Later, Cali Zoo's administration started a complete medical collection of each animal's records, which allowed it to have accurate and organized information so it could provide better care. With these basic necessities satisfied, Cali Zoo could lead its objectives to research and preserve the different Colombian wild species.

==Exhibits==
The zoo has five sections for different kinds of species: primates, butterflies, ocean and river fish, amphibians and reptiles, and birds.

- Primates: These species have six different environments with artificial trees, walls and elements that resemble own features of the ecosystems where primates inhabit. Colombia has more than 450 mammalian species - 7% of the world total. The country has 30 primates species, the second highest of any tropical country in the Americas. and the fifth most diverse country in the world.
- Butterflies: Cali Zoo has more than 800 different butterflies species. They are located in a place called mariposario where they are free and the visitors can walk within the place. The mariposario also shows a video that depicts the butterfly's metamorphosis in all its stages.
- Ocean and River fish: This exhibition consists of 9 fresh water aquariums and 10 salt water aquariums.
- Amphibians and Reptiles: Serpents, crocodiles and poison frogs are a small sample of the extensive Colombian biodiversity. Colombia has 520 reptile species, the third most of any country.
- Birds: Cali Zoo offers a real humid tropical forest that shelters diverse Colombian species. The Country has more than 1.800 different bird species, some 20% of the world total and 60% of those that inhabit South America.
- Owls, and Pacaranas: this exhibit was opened in early 2011 and contains 5 species of owls and 1 species of mammal which is the pacarana (Dinomys branickii) it has an education centre and a trail with binoculars and telescopes pointing at some owl nests and houses. it is also divided in 4 aviaries.
- Teatrino: The teatrino is an amphitheatre for roleplays and animal shows.

==Services==
Cali Zoo offers summer camps during school vacations where children between 4 and 12 years old learn how the animals live in the zoo, their behaviors and current habits. They also learn how veterinarians take care of them and how to prepare food for the animals. These activities are complemented with recreational activities as well. The zoo also offers Environment Formation Workshops for professors.

==Animals==
Birds at the zoo include scarlet macaws, blue-and-yellow macaws, red-and-green macaws, great green macaws, chestnut-fronted macaws, amazon parrots, keel-billed toucans,white cockatoos, Andean condors, black-chested buzzard-eagles, laughing kookaburra, black swans, emus, common ostriches, grey crowned cranes, jabiru, American flamingos, helmeted curassows,spectacled owls, great hornbills and Andean cock-of-the-rock.
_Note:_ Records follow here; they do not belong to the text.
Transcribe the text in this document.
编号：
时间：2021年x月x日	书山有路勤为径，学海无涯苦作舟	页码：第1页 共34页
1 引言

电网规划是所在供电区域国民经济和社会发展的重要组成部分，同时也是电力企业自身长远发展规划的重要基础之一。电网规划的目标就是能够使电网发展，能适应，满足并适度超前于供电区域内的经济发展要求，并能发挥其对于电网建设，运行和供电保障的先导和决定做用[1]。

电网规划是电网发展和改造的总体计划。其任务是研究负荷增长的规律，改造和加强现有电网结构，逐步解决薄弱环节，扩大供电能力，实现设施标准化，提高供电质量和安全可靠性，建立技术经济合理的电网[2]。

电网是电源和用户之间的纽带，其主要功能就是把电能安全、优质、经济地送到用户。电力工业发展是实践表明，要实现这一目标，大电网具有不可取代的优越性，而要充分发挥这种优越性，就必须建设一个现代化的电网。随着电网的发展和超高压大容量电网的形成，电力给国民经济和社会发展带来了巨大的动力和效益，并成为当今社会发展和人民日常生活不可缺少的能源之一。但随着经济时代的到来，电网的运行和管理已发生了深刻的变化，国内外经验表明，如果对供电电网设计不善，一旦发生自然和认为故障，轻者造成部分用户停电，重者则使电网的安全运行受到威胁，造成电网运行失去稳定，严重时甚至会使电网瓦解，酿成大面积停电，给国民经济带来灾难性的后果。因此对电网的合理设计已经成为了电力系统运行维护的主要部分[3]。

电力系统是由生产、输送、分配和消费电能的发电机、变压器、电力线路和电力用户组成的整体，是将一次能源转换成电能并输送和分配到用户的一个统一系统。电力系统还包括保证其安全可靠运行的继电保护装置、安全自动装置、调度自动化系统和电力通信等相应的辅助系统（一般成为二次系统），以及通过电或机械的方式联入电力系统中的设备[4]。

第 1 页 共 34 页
Mammals at the zoo include giant otters, Neotropical otters, red kangaroos, capybaras, giant anteaters, coppery titis, tufted capuchins, Colombian spider monkeys, Guianan squirrel monkeys, ring-tailed lemurs, collared brown lemurs,red-necked wallabies, meerkats, hamadryas baboons, african painted dogs, lar gibbons, lions, Bengal tigers (including a white tiger), jaguars, pumas, spectacled bears,pacaranas, South American coatis, blackbuck, white-tailed deer, collared peccaries, mountain tapirs, South American tapirs and Grant's zebras.

Reptiles and amphibians at the zoo include poison dart frogs, gold tegus, central bearded dragons, Burmese pythons, green anacondas, Orinoco crocodiles, spectacled caimans,Komodo dragons, perenties, and several species of turtles and venomous snakes.

==The Future==
- Australian outback: This exhibit is in the design stage and consists of an innmertion exhibit with parma and bennets wallaby, emus, kookaburras, cockatoos and black swan. There will be a gift shop at the end of the exhibit.
- Jaziquima: Currently under construction, this new habitat is an Amazon themed area, with 6 species of primates, from woolly monkeys to capuchin monkeys. It will be elevated and for this the old exhibits will be demolished.